Evimizde 24 saat yanan sobanın borusuna gazeteyi sarıyordum. Sobanın sıcaklığında çamur parçaları iyice kuruyor sonra da dökülmeye başlıyorlardı. En son bir ayakkabı fırçası ile güzel temizliyordum. Tabi bu iş için annemle yaptığım kavgaların haddi hesabı yoktu. Sobanın etrafı çamurlandığı için sinerlenen anneme sus payı olarak, defalarca okuyarak ezberlediğim gazete parçalarını sobayı tutuşturması için verirdim.
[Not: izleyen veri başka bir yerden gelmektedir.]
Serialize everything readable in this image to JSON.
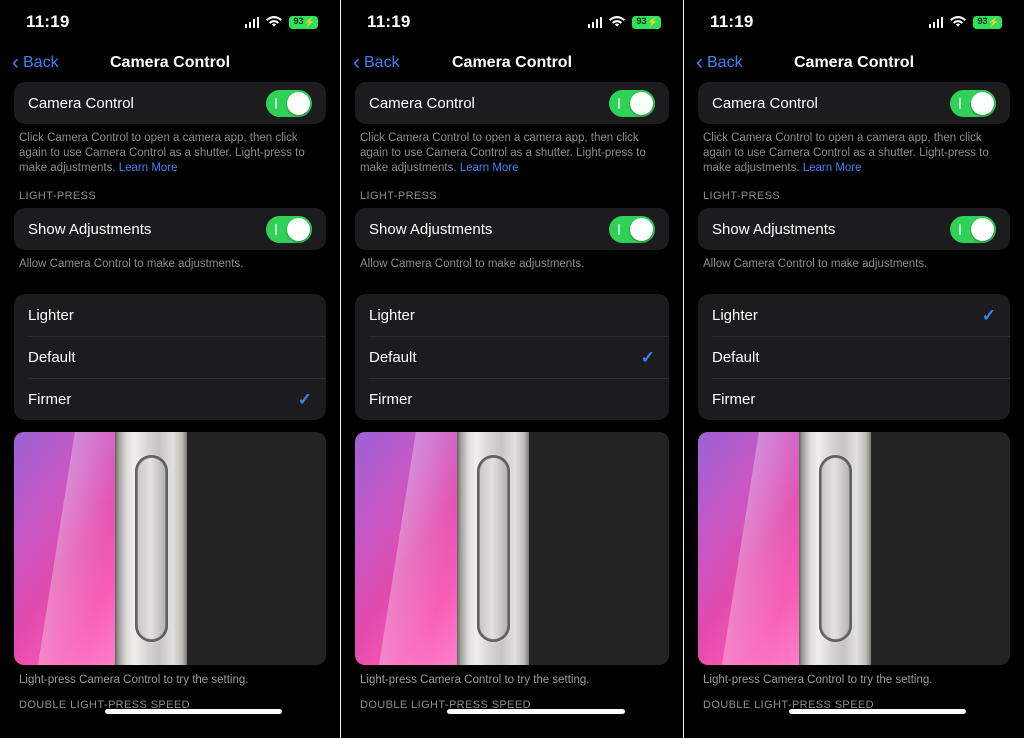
{
  "meta": {
    "accent_blue": "#3b82f7",
    "toggle_green": "#2fd257",
    "card_bg": "#1c1c1e",
    "secondary_text": "#8d8d92"
  },
  "status_bar": {
    "time": "11:19",
    "cellular_icon": "cellular-bars-icon",
    "wifi_icon": "wifi-icon",
    "battery_percent": "93",
    "battery_charging_glyph": "⚡",
    "battery_icon": "battery-charging-icon"
  },
  "nav": {
    "back_label": "Back",
    "back_icon": "chevron-left-icon",
    "title": "Camera Control"
  },
  "main_toggle": {
    "label": "Camera Control",
    "enabled": true,
    "footnote_text": "Click Camera Control to open a camera app, then click again to use Camera Control as a shutter. Light-press to make adjustments. ",
    "footnote_link": "Learn More"
  },
  "light_press_section": {
    "header": "LIGHT-PRESS",
    "show_adjustments_label": "Show Adjustments",
    "show_adjustments_enabled": true,
    "show_adjustments_footnote": "Allow Camera Control to make adjustments."
  },
  "pressure_options": {
    "options": [
      "Lighter",
      "Default",
      "Firmer"
    ],
    "check_glyph": "✓"
  },
  "preview": {
    "caption": "Light-press Camera Control to try the setting.",
    "screen_name": "phone-screen-gradient",
    "button_name": "camera-control-button-illustration"
  },
  "bottom_section": {
    "label": "DOUBLE LIGHT-PRESS SPEED"
  },
  "panels": [
    {
      "id": "panel-firmer",
      "selected_option": "Firmer",
      "selected_index": 2
    },
    {
      "id": "panel-default",
      "selected_option": "Default",
      "selected_index": 1
    },
    {
      "id": "panel-lighter",
      "selected_option": "Lighter",
      "selected_index": 0
    }
  ]
}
Çıradan kara geçen annem de bu sayede benim bu gazete temizleme tesisime ses çıkarmazdı.
O temizlenmiş gazete parçaları bana dünyanın en muhteşem kitapları olurdu o zamanlar. Satır satır okurdum. Hatta ekonomi sayfaları da olurdu aralarında. Ben köyün içinde dolar euro paritesini, borsanın endeksini bilen tek adam olmuştum bu sayede. Hiç işime yaramasa da bilginin cezbeden sarmalı beni sarardı tüm o gazete parçalarında.
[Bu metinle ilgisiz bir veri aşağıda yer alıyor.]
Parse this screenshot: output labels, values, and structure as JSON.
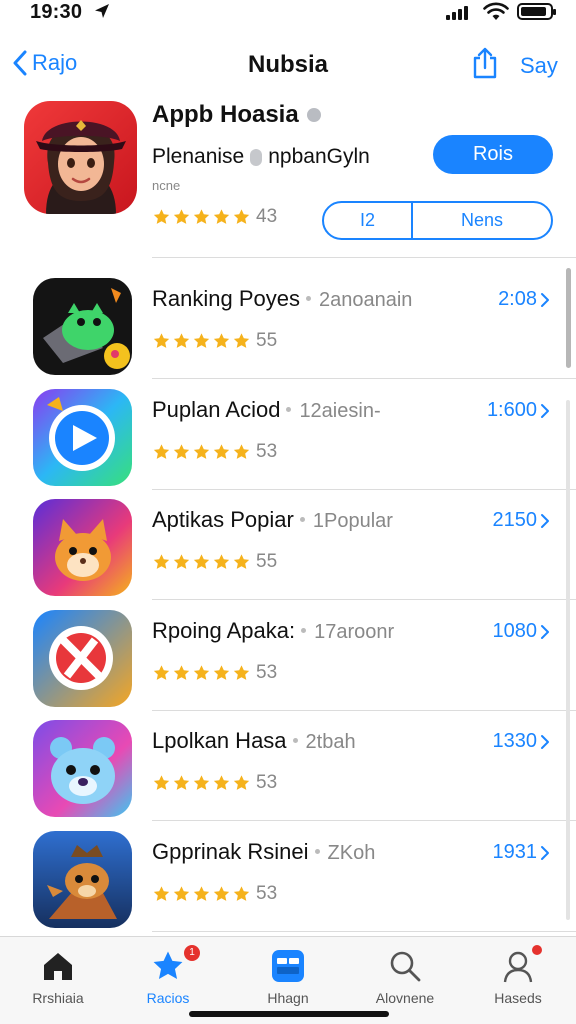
{
  "status_bar": {
    "time": "19:30"
  },
  "nav": {
    "back_label": "Rajo",
    "title": "Nubsia",
    "action_label": "Say"
  },
  "header": {
    "name": "Appb Hoasia",
    "subtitle_left": "Plenanise",
    "subtitle_right": "npbanGyln",
    "meta": "ncne",
    "rating_count": "43",
    "get_label": "Rois",
    "segment_left": "I2",
    "segment_right": "Nens"
  },
  "apps": [
    {
      "name": "Ranking Poyes",
      "sub": "2anoanain",
      "count": "55",
      "value": "2:08",
      "icon": "game-creature-icon"
    },
    {
      "name": "Puplan Aciod",
      "sub": "12aiesin-",
      "count": "53",
      "value": "1:600",
      "icon": "play-button-icon"
    },
    {
      "name": "Aptikas Popiar",
      "sub": "1Popular",
      "count": "55",
      "value": "2150",
      "icon": "fox-character-icon"
    },
    {
      "name": "Rpoing Apaka:",
      "sub": "17aroonr",
      "count": "53",
      "value": "1080",
      "icon": "no-sign-icon"
    },
    {
      "name": "Lpolkan Hasa",
      "sub": "2tbah",
      "count": "53",
      "value": "1330",
      "icon": "bear-character-icon"
    },
    {
      "name": "Gpprinak Rsinei",
      "sub": "ZKoh",
      "count": "53",
      "value": "1931",
      "icon": "dog-character-icon"
    }
  ],
  "tabs": [
    {
      "label": "Rrshiaia",
      "icon": "home-icon",
      "active": false
    },
    {
      "label": "Racios",
      "icon": "star-icon",
      "active": true,
      "badge": "1"
    },
    {
      "label": "Hhagn",
      "icon": "apps-icon",
      "active": false
    },
    {
      "label": "Alovnene",
      "icon": "search-icon",
      "active": false
    },
    {
      "label": "Haseds",
      "icon": "profile-icon",
      "active": false,
      "badge": ""
    }
  ],
  "colors": {
    "accent": "#1a84ff",
    "star": "#f5b21c",
    "badge": "#e5322d"
  }
}
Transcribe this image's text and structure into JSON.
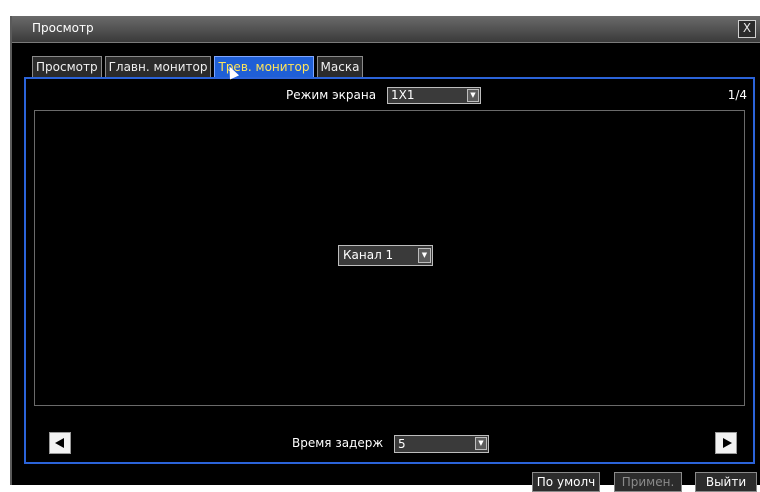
{
  "window": {
    "title": "Просмотр",
    "close_symbol": "X"
  },
  "tabs": [
    {
      "label": "Просмотр",
      "active": false
    },
    {
      "label": "Главн. монитор",
      "active": false
    },
    {
      "label": "Трев. монитор",
      "active": true
    },
    {
      "label": "Маска",
      "active": false
    }
  ],
  "screen_mode": {
    "label": "Режим экрана",
    "value": "1X1"
  },
  "page_indicator": "1/4",
  "channel_select": {
    "value": "Канал 1"
  },
  "delay": {
    "label": "Время задерж",
    "value": "5"
  },
  "buttons": {
    "default": "По умолч",
    "apply": "Примен.",
    "exit": "Выйти"
  },
  "colors": {
    "accent_blue": "#2b63d9",
    "active_tab_text": "#ffe45a",
    "background": "#000000"
  },
  "icons": {
    "prev": "prev-arrow-icon",
    "next": "next-arrow-icon",
    "dropdown": "chevron-down-icon"
  }
}
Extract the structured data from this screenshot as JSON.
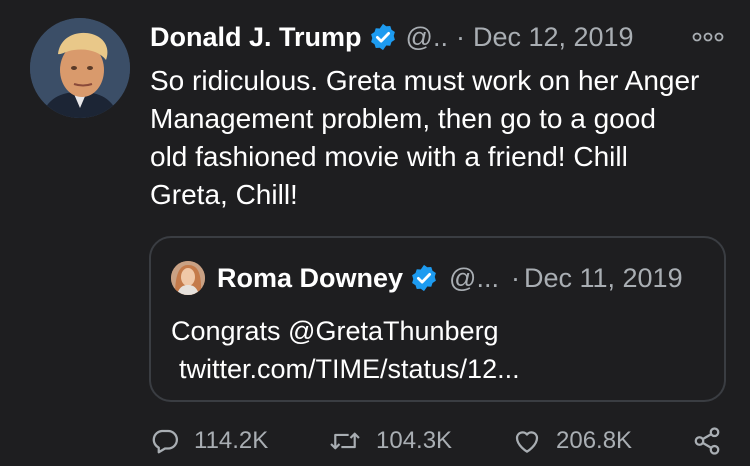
{
  "tweet": {
    "author_name": "Donald J. Trump",
    "handle": "@..",
    "separator": "·",
    "date": "Dec 12, 2019",
    "text": "So ridiculous. Greta must work on her Anger\nManagement problem, then go to a good\nold fashioned movie with a friend! Chill\nGreta, Chill!"
  },
  "quote": {
    "author_name": "Roma Downey",
    "handle": "@...",
    "separator": "·",
    "date": "Dec 11, 2019",
    "text_line1": "Congrats @GretaThunberg",
    "text_line2": "twitter.com/TIME/status/12..."
  },
  "actions": {
    "reply_count": "114.2K",
    "retweet_count": "104.3K",
    "like_count": "206.8K"
  },
  "icons": {
    "verified": "verified-badge-icon",
    "more": "more-options-icon",
    "reply": "comment-icon",
    "retweet": "retweet-icon",
    "like": "heart-icon",
    "share": "share-icon"
  },
  "colors": {
    "background": "#1e1e20",
    "text": "#ffffff",
    "secondary_text": "#a9aeb3",
    "verified_blue": "#1d9bf0",
    "quote_border": "#3a3d42"
  }
}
Ortaokul için ilçemizin okuluna gittiğimde tek kelimeyle “Cennet’e gelmiş gibi olmuştum. Çünkü okulun kocaman kütüphanesi vardı ve içindeki binlerce kitap benim okumam için karşımda arz-ı endam ediyorlardı.
Onlara öyle bir huruç ettim ki, lise sona gelmeden tüm kitapları devirmiştim. Dünya klasikleri, Fransız klasikleri, Alman eserleri, Türk yazarların kitapları derken binlerce kitapla içimdeki okuma yangınını söndürebilmiştim.
Sonrasında ise yeryüzünde yapabileceğim tek işi yapmaya başladım. Yazarlık ve yayıncılık! Her günün her 24 saatim kitaplar, harfler, cümleler içinde geçti.
Hala da geçmeye devam ediyor. Bunun için ne kadar şükretsem az.
Başta da dediğim gibi kitapların kalbi vardı. Her kitabın en güzel cümlesi o kitabın kalbidir de aynı zamanda. Çoğumuz kitabı okurken çizer ya da not alır. Ama çizdikleri arasında, not aldıkları arasında bir tanesi vardır ki, o kitaba hayat veren cümledir. O cümleyi unutmanız mümkün olmaz. Aklımız unutsa kalbimiz unutmaz.
O cümle her yazarın söylemek istediği, ömrü boyunca aradığı ama yazamadığına, söyleyemediğine inandığı cümledir.
Harflerinin her birisinde hayatlar vardır, çiçeklerin kokusu vardır, kuşların cıvıltısı, rüzgârın sesi vardır. Bizim kalbimize dokunup geçerken hatıralarımıza dokunurlar. Üzülürüz, seviniriz, içleniriz, kederleniriz ama küsmeyiz asla kitaba. Biliriz ki kitap her zaman arkadaştır, can yoldaşıdır. İstediğiniz anda yüreğini açar bize. Unutup bir kitaplığın içine hapsetsek de asla bunu bir küslük nedeni yapmaz. Merhabamıza içten gülüşleri ile hemen eşlik eder ve buyur eder sayfalarına bizi.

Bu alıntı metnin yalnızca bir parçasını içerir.